Speaker
Description
Nanobodies (Nbs) from pre-immune libraries could exhibit deficiencies in biophysical properties, such as stability and affinity, necessitating an optimization step. This can be achieved either in vitro through controlled mutagenesis followed by another round of panning or in silico by proposing variants. This approach, which involves screening multiple single-site variants, may demand extensive experimental efforts. Additionally, negative epistatic effects can occur when combining multiple potentially beneficial single-site variants, where increased affinity variants may negatively impact stability.

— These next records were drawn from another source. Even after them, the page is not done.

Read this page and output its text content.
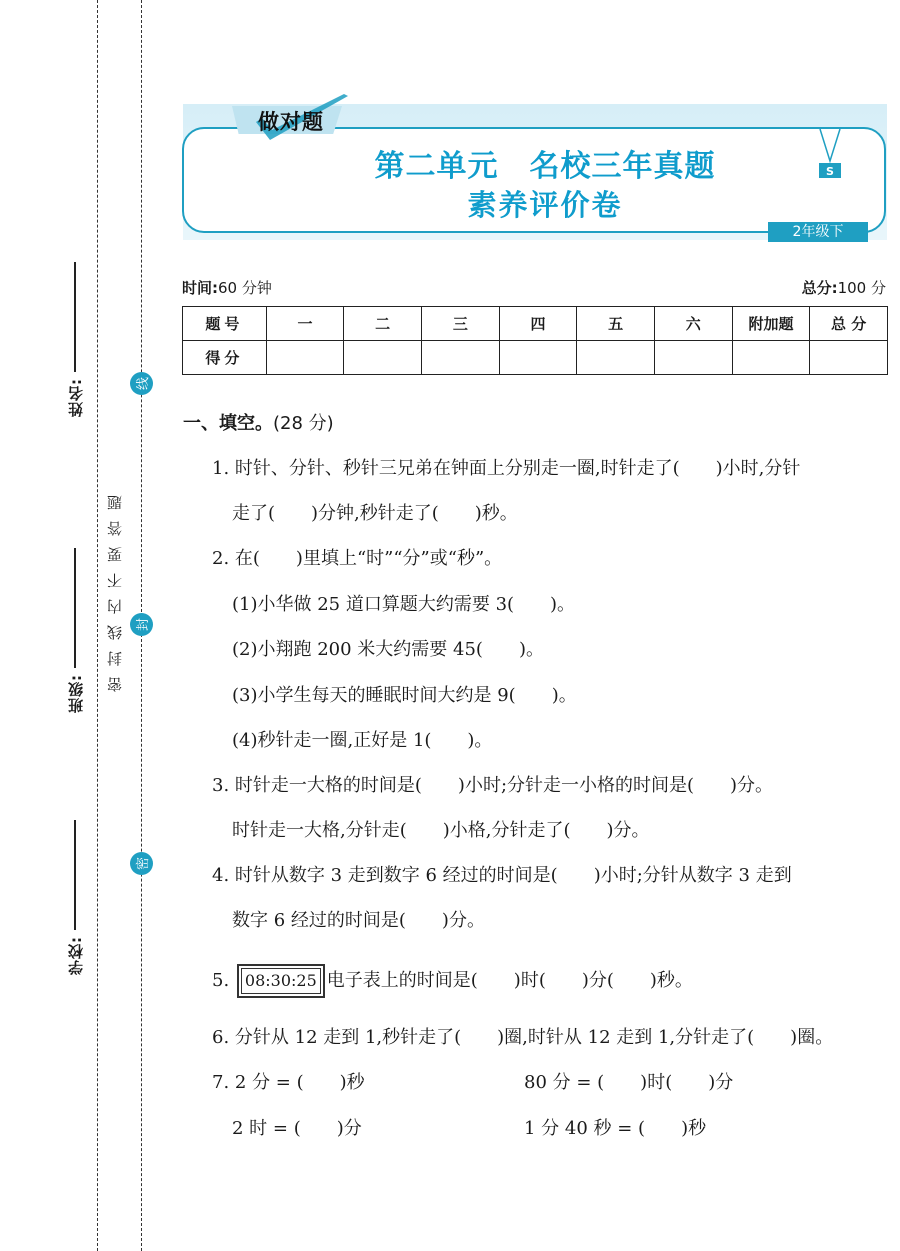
线
封
密
密封线内不要答题
姓名:
班级:
学校:
做对题
第二单元　名校三年真题
素养评价卷
S
2年级下
时间:60 分钟	总分:100 分
题号	一	二	三	四	五	六	附加题	总 分
得分								
一、填空。(28 分)
1. 时针、分针、秒针三兄弟在钟面上分别走一圈,时针走了(　　)小时,分针
走了(　　)分钟,秒针走了(　　)秒。
2. 在(　　)里填上“时”“分”或“秒”。
(1)小华做 25 道口算题大约需要 3(　　)。
(2)小翔跑 200 米大约需要 45(　　)。
(3)小学生每天的睡眠时间大约是 9(　　)。
(4)秒针走一圈,正好是 1(　　)。
3. 时针走一大格的时间是(　　)小时;分针走一小格的时间是(　　)分。
时针走一大格,分针走(　　)小格,分针走了(　　)分。
4. 时针从数字 3 走到数字 6 经过的时间是(　　)小时;分针从数字 3 走到
数字 6 经过的时间是(　　)分。
5. 08:30:25 电子表上的时间是(　　)时(　　)分(　　)秒。
6. 分针从 12 走到 1,秒针走了(　　)圈,时针从 12 走到 1,分针走了(　　)圈。
7. 2 分 = (　　)秒	80 分 = (　　)时(　　)分
2 时 = (　　)分	1 分 40 秒 = (　　)秒
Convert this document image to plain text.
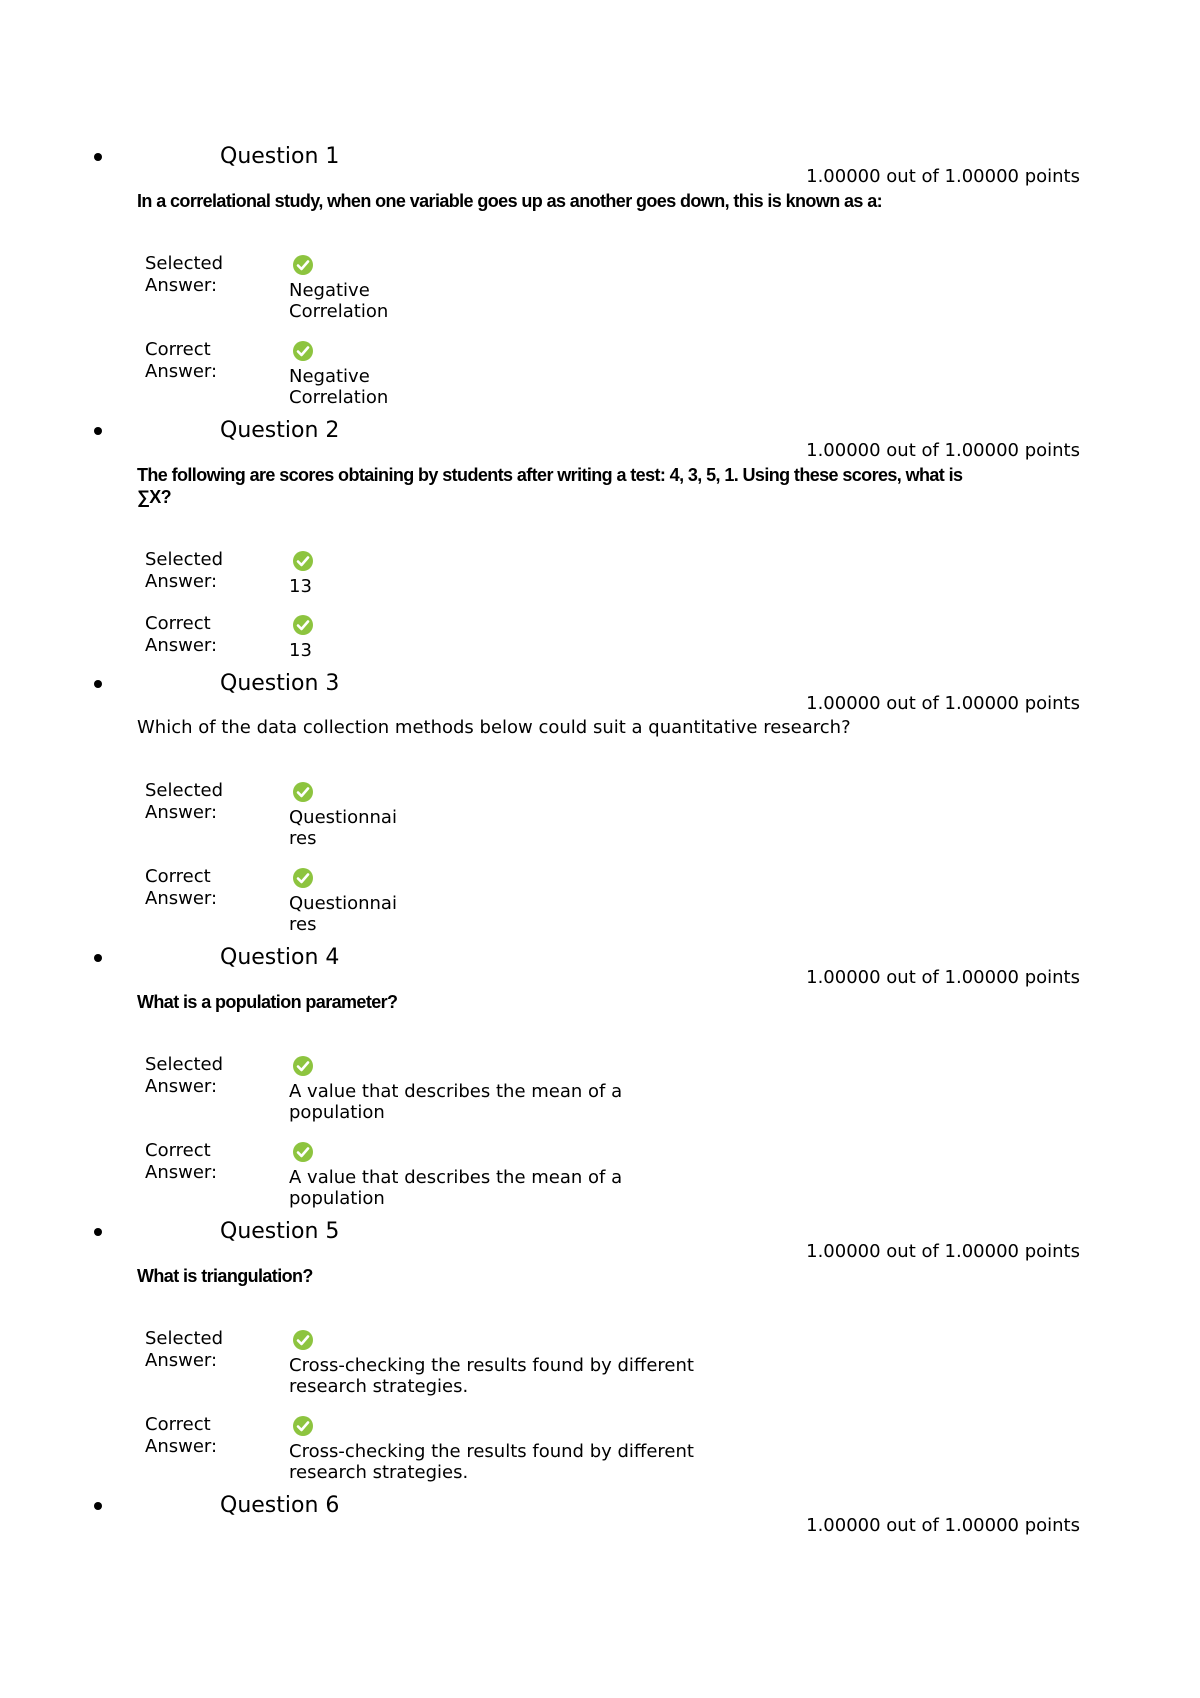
Question 1
1.00000 out of 1.00000 points
In a correlational study, when one variable goes up as another goes down, this is known as a:
Selected
Answer:	Negative Correlation
Correct
Answer:	Negative Correlation
Question 2
1.00000 out of 1.00000 points
The following are scores obtaining by students after writing a test: 4, 3, 5, 1. Using these scores, what is ∑X?
Selected
Answer:	13
Correct
Answer:	13
Question 3
1.00000 out of 1.00000 points
Which of the data collection methods below could suit a quantitative research?
Selected
Answer:	Questionnaires
Correct
Answer:	Questionnaires
Question 4
1.00000 out of 1.00000 points
What is a population parameter?
Selected
Answer:	A value that describes the mean of a population
Correct
Answer:	A value that describes the mean of a population
Question 5
1.00000 out of 1.00000 points
What is triangulation?
Selected
Answer:	Cross-checking the results found by different research strategies.
Correct
Answer:	Cross-checking the results found by different research strategies.
Question 6
1.00000 out of 1.00000 points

Emerging data-driven Machine Learning (ML) approaches are promising in the field of de novo Nb design or redesign, as they can learn multidimensional constraints between protein structure, stability and binding capacity, while explicitly designing protein and non-protein biomolecules at atomic-level resolution.

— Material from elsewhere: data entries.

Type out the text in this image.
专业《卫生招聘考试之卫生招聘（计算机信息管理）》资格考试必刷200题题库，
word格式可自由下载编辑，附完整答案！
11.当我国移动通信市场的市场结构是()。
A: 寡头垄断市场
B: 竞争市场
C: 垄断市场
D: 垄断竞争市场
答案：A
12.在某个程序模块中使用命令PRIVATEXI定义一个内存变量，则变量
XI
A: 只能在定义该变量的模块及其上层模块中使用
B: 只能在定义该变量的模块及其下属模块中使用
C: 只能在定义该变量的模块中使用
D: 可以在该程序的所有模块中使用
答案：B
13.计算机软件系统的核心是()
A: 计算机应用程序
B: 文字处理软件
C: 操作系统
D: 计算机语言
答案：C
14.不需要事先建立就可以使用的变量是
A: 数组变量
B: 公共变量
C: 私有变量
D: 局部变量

Anyway, a small amount of data is available for training Nbs-specific methods and available models have been tested and validated mainly in the design of mini-binders of known protein biomarkers. In this workshop session an introduction to these methods and their expected accuracy on published data will be provided, with the possibility to try a couple of them through a Jupiter Notebook run over the internet browser in a simple case study. In the second part there will be a perspective and discussion on adapting such de novo protein design systems for nanobody CDRs (re)design tasks.